Similary, "Unless You got Faith" calls to mind Lou Reed's "Busload of Faith" from his successful New York album, but Tolchin's take on this gospel-inflected expression is infectiously upbeat and optimistic, a counterpoint to Reed's dour, defeatist perspective. Where Reed's song serves to condemn the world he describes, Tolchin's point, with his chorus of "you can't love in this world / unless you got faith", is to give listeners the strength of will to carry on.
Moving to the darker side, "Thousand Mile Night" should earn a place among the great honky tonk road songs. Tolchin spins an all-night road trip into a Whitmanesque catalog of gothic Americana, his poetic vision taking in such poetic images as "fingers on the wheel like birds on the grapevine", a "Mississippi preacher smoking in the backseat", a "taillight missing like a gold-tooth bar fight", that collectively elicit the feeling of being "drunk on miles spun on black rain". Jamie McFarlane's bass and Michael Joel Bosco's drums chug along in accompaniment like wheels over road-seams while Tolchin's lap steel and Lucas Hamren's electric guitar accentuate the journey with squeals and rattling whirls.

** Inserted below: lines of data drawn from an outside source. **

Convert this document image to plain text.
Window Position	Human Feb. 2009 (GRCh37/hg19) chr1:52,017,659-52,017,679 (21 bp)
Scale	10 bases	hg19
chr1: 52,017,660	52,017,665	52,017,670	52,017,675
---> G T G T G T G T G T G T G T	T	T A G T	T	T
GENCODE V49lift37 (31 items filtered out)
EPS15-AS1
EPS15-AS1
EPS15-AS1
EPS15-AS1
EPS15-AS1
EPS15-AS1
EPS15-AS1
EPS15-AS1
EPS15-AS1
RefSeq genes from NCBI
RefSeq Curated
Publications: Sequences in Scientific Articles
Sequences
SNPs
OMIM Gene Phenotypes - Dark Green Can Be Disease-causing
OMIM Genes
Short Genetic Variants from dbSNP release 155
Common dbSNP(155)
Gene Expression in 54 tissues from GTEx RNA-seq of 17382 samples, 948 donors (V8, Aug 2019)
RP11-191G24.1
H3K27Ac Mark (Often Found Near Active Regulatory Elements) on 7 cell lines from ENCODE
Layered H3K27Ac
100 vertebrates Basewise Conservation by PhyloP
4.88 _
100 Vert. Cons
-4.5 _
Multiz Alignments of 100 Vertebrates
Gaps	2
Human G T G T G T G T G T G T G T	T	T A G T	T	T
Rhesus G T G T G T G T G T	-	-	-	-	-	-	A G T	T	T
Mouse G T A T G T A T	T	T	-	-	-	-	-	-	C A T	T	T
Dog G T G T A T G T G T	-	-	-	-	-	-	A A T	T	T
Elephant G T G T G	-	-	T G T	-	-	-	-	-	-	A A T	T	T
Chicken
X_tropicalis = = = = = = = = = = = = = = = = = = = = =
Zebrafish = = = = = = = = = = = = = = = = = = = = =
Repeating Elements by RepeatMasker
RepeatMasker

The expressive guitar and effervescent bongo backbeat of "Song About Home" belie the lyrical portrayal of isolation and displacement. While that song ends with Tolchin temporarily secure in the arms of a lover, "Where the Hell are All of My Friends?" finds him again adrift, this time in a nightmare journey that evokes Dylan's "Jokerman" and similar apocalyptic visions. "Make some noise," Tolchin cries out, "It's the silence that hurts."
Marvin Etzioni, who produced Tolchin's previous record Clover Lane, returns to coproduce with Tolchin. The album was recorded and mixed in the legendary FAME Studio in Muscle Shoals, Alabama, in a marathon four-day session. Tolchin arrived with the songs complete and the basic arrangements in his head, but left ample room for session players Hamren, MacFarlane, and Bosco to improvise their parts. The resulting album feels loose and organic, the songs vibrant and alive, free from any over-fussing at the control booth.
On Thousand Mile Night Tolchin builds on the great promise of his critically acclaimed debut Clover Lane. Tolchin is a restless composer and musician who kicks against the limitations of musical labels. File him under Americana, but the moniker is all the more nuanced for the breadth and variety he brings to it. Like Hurley and the Rounders before him, he's driving the genre forward with a respectful eye on the rear view mirror but a right foot heavy on the gas.